La psicopatologia del concepimento, materia di cui Bayle è studioso, non è certo tra le più note al grande pubblico. Ma a essa sono affidate le speranze di trovare risposta a quelle come ad altre domande troppo spesso eluse. Secondo Bayle, “non è affatto sorprendente imbattersi in patologie psichiatriche nella popolazione dei bambini concepiti artificialmente, anche se non dobbiamo da questo tirare arbitrarie conclusioni che depongano a favore di una prevalenza del rischio psichiatrico tra i concepiti artificialmente rispetto ai concepiti naturalmente. Tuttavia, alcuni casi clinici dimostrano che il contesto del concepimento influenza lo sviluppo psicologico di quei bambini”. Di quel nesso si occupa Bayle, al quale chiediamo se sia possibile predire una patologia psichica di cui potrebbe soffrire un bambino non ancora nato: “Diciamo che è già una cura cercare di liberare il concepito da una problematica che si costituisce durante la gravidanza. Ma non bisogna cadere nel determinismo: è un modello che rifiuto. Io non individuo patologie, ma problematiche psicopatologiche. Un esempio tra tanti, e non legato alle tecniche di procreazione artificiale: un bambino concepito dopo la morte precoce di un fratello o una sorella può essere segnato da un’ansia particolare durante la gravidanza, i genitori possono avere difficoltà ad amarlo perché significa in un certo senso dimenticare quelli che non ci sono più, oppure vivere con il terrore costante che quanto accaduto si ripeta ancora, che il bambino muoia. Tutti questi problemi possono comparire, non sono obbligatori, possono essere fisiologici e non patologici o, al contrario, l’assenza di questi problemi potrebbe essere problematica. Se ci si situa in termini di psicopatologia del concepimento, si possono individuare elementi suscettibili di pregiudicare lo sviluppo del bambino e si cercherà di attenuarne gli effetti”.
Un’identità non solo biologica
Alcuni anni fa Bayle ha avuto modo di lavorare in un centro di procreazione medicalmente assistita (pma). Spiega che per lui “è prioritario capire meglio il concepimento umano in sé, e se sia possibile individuare problematiche psicologiche esistenti fin dal concepimento del bambino. Lo psichiatra perinatale si interessa alla gravidanza e al post partum, fino a circa un anno di età del bambino. Cerco di dimostrare che si possono individuare problematiche psicopatologiche fin dal concepimento. In questi casi si deve seguire, naturalmente, la madre, ma in una prospettiva nuova: liberare il bambino che deve nascere da problemi già individuati. Non c’è ormai più bisogno di dimostrare come la gravidanza sia un momento di profondi sconvolgimenti psichici nella donna. La mia idea è che bisogna interpretare questi sconvolgimenti non soltanto dal punto di vista della donna che diventa madre, ma anche come interazione tra la donna e il nascituro, lui stesso portatore di un’identità particolare. E’ questo l’elemento nuovo della psicopatologia del concepimento: il bambino è portatore di un’identità che non è soltanto biologica, di un’identità concezionale d’ordine psico-socio-culturale che può influenzare il suo sviluppo. Attenzione, non sto parlando di un embrione che pensa o dotato di una coscienza di sé. Io dico che l’embrione non è soltanto un corpo biologico, ma un corpo soggettivato, portatore di una storia”.

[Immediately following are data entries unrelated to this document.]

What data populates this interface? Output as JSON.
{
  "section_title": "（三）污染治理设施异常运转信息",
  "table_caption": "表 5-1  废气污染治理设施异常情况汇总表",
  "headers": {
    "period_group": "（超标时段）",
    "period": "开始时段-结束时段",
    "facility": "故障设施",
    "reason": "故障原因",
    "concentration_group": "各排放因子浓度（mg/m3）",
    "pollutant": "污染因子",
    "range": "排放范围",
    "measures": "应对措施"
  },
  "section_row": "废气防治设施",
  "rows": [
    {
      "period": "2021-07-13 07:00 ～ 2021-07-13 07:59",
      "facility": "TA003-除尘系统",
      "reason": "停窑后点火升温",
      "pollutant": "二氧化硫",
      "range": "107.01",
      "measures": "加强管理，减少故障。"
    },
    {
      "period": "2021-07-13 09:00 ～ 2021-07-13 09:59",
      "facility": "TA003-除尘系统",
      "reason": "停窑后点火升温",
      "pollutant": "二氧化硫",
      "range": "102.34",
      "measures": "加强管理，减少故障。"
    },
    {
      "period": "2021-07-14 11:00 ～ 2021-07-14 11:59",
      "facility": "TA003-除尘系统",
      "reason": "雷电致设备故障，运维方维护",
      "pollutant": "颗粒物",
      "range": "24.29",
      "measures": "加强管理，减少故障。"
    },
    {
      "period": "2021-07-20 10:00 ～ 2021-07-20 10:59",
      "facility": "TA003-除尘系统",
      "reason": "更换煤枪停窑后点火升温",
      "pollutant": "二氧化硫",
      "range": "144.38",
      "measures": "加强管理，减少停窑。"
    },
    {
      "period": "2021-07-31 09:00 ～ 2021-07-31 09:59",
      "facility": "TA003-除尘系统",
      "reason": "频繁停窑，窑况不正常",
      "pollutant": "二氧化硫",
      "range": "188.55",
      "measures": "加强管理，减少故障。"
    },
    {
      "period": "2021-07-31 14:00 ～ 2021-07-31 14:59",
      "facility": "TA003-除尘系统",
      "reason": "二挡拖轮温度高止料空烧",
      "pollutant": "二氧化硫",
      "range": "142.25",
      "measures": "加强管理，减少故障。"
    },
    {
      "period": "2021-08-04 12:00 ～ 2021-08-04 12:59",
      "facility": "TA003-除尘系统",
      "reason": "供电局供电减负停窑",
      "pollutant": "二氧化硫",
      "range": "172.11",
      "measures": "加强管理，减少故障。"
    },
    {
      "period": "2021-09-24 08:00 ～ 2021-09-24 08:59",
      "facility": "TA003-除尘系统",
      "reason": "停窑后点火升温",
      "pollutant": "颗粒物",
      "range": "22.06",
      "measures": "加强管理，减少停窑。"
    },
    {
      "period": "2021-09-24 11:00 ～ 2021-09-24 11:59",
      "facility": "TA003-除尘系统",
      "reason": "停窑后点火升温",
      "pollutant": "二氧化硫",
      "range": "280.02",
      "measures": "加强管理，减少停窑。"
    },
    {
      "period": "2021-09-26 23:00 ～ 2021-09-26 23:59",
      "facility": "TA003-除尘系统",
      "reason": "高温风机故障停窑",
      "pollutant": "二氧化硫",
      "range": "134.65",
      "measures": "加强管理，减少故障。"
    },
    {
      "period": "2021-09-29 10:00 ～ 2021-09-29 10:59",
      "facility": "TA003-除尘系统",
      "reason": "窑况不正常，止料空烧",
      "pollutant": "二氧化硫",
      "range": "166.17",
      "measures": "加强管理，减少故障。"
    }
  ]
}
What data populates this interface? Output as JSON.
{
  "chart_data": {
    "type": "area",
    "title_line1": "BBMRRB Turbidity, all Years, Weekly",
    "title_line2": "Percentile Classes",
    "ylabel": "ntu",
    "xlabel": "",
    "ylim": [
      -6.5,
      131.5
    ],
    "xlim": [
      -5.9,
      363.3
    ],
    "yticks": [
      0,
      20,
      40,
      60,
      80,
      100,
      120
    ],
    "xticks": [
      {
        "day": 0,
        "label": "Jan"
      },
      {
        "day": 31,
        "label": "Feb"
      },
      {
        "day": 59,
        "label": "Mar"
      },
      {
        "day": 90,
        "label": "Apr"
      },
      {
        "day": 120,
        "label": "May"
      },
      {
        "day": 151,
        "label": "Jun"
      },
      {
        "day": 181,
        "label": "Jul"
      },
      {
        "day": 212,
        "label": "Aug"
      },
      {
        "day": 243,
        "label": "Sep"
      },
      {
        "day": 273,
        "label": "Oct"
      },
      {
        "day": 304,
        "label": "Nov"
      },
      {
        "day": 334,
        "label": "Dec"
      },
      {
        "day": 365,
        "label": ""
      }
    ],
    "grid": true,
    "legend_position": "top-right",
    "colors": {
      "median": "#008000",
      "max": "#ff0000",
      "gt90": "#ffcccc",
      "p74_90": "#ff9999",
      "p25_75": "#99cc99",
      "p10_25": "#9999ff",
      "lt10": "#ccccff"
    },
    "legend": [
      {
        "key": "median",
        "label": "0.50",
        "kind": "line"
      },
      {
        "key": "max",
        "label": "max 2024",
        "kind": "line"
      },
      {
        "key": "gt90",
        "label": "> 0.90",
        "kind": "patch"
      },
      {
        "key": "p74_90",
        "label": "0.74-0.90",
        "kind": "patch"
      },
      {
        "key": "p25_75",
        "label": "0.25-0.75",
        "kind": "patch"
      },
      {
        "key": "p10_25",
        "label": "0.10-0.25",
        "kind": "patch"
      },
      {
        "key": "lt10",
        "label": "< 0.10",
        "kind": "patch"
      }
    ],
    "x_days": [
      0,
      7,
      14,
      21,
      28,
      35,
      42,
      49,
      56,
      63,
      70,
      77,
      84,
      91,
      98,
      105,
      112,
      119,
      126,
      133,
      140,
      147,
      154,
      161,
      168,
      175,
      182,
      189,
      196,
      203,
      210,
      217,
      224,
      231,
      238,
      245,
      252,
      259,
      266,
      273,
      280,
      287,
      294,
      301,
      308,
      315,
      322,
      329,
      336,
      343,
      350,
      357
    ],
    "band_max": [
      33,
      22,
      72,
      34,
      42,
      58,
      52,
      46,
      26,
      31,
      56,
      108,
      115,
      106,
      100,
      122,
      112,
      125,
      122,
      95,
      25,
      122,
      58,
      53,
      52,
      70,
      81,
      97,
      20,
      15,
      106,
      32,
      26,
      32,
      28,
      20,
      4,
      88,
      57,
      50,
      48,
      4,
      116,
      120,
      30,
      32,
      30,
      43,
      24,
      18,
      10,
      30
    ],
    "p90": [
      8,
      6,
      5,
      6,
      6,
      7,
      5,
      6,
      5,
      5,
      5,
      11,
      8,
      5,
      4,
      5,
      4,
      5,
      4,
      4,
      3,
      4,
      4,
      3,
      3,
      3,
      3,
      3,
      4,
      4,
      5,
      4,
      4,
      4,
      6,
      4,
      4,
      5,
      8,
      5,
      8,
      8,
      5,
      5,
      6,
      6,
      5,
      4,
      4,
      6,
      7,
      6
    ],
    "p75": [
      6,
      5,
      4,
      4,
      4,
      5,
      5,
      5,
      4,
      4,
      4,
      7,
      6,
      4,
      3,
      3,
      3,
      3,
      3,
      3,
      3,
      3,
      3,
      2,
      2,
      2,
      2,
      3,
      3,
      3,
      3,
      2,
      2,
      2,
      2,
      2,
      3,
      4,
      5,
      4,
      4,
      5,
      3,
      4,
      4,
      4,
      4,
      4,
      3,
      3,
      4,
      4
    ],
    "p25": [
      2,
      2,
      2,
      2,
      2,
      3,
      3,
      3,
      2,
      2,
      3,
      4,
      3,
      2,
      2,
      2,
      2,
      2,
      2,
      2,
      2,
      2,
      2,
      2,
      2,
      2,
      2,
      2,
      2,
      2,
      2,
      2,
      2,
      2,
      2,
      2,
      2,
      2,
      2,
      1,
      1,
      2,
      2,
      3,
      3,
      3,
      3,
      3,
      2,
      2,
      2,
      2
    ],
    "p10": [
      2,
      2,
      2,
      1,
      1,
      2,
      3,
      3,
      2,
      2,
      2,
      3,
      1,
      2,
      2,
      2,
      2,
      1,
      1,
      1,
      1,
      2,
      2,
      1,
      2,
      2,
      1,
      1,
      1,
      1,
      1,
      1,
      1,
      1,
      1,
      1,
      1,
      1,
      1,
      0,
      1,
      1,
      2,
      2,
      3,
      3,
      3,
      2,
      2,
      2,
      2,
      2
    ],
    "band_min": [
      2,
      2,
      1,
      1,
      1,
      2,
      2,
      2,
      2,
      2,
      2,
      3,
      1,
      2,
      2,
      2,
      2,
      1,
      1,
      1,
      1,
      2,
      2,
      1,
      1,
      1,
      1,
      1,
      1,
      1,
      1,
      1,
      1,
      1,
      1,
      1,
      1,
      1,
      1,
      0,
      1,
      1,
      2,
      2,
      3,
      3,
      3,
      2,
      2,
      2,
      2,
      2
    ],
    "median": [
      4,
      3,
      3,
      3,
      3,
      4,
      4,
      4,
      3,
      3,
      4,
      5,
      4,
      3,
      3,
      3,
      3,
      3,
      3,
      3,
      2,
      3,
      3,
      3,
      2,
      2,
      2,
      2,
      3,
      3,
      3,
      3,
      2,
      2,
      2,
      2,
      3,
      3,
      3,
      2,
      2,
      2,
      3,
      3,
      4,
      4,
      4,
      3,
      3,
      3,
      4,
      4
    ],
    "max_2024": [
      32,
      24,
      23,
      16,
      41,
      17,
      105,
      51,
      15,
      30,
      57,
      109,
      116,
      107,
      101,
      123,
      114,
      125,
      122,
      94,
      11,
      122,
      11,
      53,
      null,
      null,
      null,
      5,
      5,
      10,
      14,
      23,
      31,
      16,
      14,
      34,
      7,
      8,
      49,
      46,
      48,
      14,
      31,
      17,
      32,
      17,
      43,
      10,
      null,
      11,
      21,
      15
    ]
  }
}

Da questo punto di vista, allora, il concepimento in vitro può essere considerato di per sé un’“anomalia” foriera di problemi futuri? A giudizio di Bayle “è sempre pericoloso parlare di patologia del concepimento. Direi che in generale possono esistere problematiche ambientali e identitarie. Posso dire che l’identità di un essere concepito attraverso pma è particolare. Diciamo che di norma un bambino è concepito da un uomo e una donna: ha una struttura psicogenetica che lo collega all’uomo e alla donna che lo hanno concepito. In un concepimento artificiale, questa struttura viene modificata: si stabiliscono nuove relazioni del soggetto rispetto alla propria identità e rispetto all’ambiente esterno. Verrà infatti sì concepito da un uomo e una donna, ma con l’aiuto di un terzo, il medico. Questo terzo soggetto non è cosa da poco, visto che è all’origine della sua stessa vita. L’essere così concepito ha già un debito nei confronti della società (o della tecnica, o della scienza o della medicina), cui deve una parte della sua esistenza. Dunque viene modificata una parte della struttura identitaria dell’essere concepito. In termini identitari, inoltre, un bambino nato con fecondazione assistita viene concepito al di fuori del sesso: la sua origine è al di fuori della sessualità carnale psicoaffettiva. E’ una particolarità. Dire ciò che può significare è per ora impossibile, ma non si tratta di questioni banali”.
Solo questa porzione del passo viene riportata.